Уважаемый Проша покорно вышел.
— Пить еще будешь? — спросил атаман Драгомирова.
Утомленный дорогой и спиртом, выпитым натощак, Александр Николаевич отрицательно помотал головой.
— А к рыбке чего не притрагиваешься? Эх ты, аристократ! Дрыхни тогда!
Драгомиров подложил под голову сети и тут же захрапел.
Чингиза мутило, жгло, ему казалось, что и воздух пропах спиртом. На лбу выступил пот. Он ел рыбу, одну за другой, нетерпеливо и жадно, ел целиком, оставляя лишь хвост, жабры и позвоночную кость.
Но хмель не проходил, а сильнее и сильнее кружил голову. Чингиза покачивало. В опьянении он стал плохо понимать происходящее, хуже слышать. Не замечал храпа Драгомирова. Не сразу разобрал, что к нему пристает. Курагин, настойчиво требуя выпить еще. Новый стакан спирта стоял перед Чингизом. Атаман бранился, атаман разошелся вовсю. Чингиз слышал и не слышал его ругань. Клонило в сон. Он стал валиться набок, плохо владея своим телом.
Путая «вы» и «ты», ругаясь, распоясавшийся Курагин схватил Чингиза за ворот короткими пальцами широкой ладони. Силой он обладал поистине богатырской. Он легко подымал шестипудовую бочку засоленной рыбы.

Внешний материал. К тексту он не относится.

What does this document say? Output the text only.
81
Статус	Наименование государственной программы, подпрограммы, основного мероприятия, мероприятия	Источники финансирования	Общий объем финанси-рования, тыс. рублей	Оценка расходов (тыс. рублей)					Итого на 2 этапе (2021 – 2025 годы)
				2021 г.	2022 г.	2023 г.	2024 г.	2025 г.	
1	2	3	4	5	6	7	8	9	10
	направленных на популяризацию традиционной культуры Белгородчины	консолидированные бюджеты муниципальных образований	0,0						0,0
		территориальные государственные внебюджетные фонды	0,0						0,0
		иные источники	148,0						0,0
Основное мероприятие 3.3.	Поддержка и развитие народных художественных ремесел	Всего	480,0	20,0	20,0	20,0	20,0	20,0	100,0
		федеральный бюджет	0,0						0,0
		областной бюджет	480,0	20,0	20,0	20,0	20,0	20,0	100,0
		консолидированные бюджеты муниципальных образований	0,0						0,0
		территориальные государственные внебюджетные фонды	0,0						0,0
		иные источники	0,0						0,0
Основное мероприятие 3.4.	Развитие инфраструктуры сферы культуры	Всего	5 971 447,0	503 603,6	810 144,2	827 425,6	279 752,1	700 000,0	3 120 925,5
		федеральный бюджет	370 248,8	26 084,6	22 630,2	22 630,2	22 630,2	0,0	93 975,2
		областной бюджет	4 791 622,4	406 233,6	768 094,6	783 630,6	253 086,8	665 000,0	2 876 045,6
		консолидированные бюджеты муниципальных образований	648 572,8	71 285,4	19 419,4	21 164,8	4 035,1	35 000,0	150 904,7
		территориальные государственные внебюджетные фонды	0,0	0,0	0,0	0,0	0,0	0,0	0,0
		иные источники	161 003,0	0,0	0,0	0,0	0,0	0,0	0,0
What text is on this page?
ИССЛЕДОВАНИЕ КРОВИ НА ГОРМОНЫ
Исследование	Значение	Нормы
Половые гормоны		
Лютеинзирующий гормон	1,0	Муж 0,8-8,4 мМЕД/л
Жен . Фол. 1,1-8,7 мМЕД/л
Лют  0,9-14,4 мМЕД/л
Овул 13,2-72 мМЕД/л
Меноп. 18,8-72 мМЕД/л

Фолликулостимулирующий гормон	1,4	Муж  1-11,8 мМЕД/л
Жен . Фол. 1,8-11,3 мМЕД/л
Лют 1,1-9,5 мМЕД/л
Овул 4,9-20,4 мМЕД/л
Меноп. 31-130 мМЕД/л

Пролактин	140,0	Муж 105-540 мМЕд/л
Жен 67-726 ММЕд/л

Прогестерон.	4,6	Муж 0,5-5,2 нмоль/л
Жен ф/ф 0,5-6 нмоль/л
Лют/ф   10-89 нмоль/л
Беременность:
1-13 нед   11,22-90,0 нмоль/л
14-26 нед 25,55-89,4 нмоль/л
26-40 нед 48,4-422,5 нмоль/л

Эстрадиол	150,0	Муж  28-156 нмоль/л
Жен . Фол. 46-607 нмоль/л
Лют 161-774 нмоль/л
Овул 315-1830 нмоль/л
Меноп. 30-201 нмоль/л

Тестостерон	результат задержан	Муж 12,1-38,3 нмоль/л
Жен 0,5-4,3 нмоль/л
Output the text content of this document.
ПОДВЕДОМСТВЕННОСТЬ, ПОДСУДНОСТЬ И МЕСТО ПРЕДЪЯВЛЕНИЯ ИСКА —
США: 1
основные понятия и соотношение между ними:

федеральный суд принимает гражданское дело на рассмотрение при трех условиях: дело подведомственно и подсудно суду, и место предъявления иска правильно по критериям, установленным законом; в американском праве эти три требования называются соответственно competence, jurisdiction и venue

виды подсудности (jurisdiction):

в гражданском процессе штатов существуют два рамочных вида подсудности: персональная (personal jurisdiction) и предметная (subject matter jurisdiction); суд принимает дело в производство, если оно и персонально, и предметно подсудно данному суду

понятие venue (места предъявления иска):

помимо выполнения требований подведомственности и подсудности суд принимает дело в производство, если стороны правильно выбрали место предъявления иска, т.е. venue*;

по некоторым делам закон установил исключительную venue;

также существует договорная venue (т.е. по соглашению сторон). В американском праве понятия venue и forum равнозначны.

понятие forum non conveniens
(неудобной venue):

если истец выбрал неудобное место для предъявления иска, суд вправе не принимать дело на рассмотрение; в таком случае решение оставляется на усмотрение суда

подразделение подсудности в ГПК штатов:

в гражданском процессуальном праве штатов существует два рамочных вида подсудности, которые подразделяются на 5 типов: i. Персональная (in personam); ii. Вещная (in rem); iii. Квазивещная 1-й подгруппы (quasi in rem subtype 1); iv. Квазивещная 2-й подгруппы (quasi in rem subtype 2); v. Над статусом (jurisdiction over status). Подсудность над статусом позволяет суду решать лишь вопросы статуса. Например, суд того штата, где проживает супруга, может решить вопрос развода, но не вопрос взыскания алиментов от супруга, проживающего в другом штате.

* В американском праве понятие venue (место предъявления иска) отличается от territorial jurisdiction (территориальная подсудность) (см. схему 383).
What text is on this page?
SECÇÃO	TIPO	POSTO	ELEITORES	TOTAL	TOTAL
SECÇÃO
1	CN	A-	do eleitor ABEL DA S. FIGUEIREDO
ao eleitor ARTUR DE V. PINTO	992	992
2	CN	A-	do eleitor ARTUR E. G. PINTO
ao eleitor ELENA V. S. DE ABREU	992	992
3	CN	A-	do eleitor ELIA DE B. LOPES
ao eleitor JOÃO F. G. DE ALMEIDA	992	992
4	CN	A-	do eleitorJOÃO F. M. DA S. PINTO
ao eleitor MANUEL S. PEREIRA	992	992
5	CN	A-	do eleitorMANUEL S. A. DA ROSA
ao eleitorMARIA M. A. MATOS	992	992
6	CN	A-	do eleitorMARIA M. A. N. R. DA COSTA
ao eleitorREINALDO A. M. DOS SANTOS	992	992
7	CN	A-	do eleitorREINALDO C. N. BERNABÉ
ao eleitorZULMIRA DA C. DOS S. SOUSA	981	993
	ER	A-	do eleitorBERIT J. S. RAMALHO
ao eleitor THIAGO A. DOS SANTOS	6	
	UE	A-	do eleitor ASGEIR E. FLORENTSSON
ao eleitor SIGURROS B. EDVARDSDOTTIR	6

— Не хитри, ваше благородие! Не притворяйся! Выпей со мной. А потом спи, сколько хочешь…
И видя, что гость не поддается уговорам, встряхнул его за ворот: раз, два…
Чингиз начал трезветь. Все становилось на свое место. Он был готов объяснить Курагину, что не может пить больше, готов был сказать: «Ты, что трясешь меня? Не надо!».
Жалко выглядел после спирта султан, но не в характере атамана, да еще изрядно подвыпившего, было отступаться от своего: будь то каприз, вздорная ярость или желание показать свою власть.
— Пей, говорю тебе. А то по переносице хрясну. Пей, больше заставлять не буду.
У Чингиза ломило голову. Но и, что скрывать, страшновато было наедине с разбушевавшимся атаманом. А, будь что будет! Он вдохнул воздух и опрокинул стакан. На дне не осталось ни капли.
— Вот это по-нашему! — хохотнул Курагин. — Теперь ваша воля. Упрашивать не стану.
Чингизу неожиданно стало легче, быстро просветлело сознание. Даже бодрость он почувствовал. Не пьяную бодрость, а бодрость выздоравливающего человека.
— Нет, больше я пить не буду! — прежняя уверенность и твердость вернулись к нему.
Утихомирился и Курагин:
— Как хотите, ваше благородие. Поспите или поговорим…
— А ты?
— Мне все одно, ваше благородие…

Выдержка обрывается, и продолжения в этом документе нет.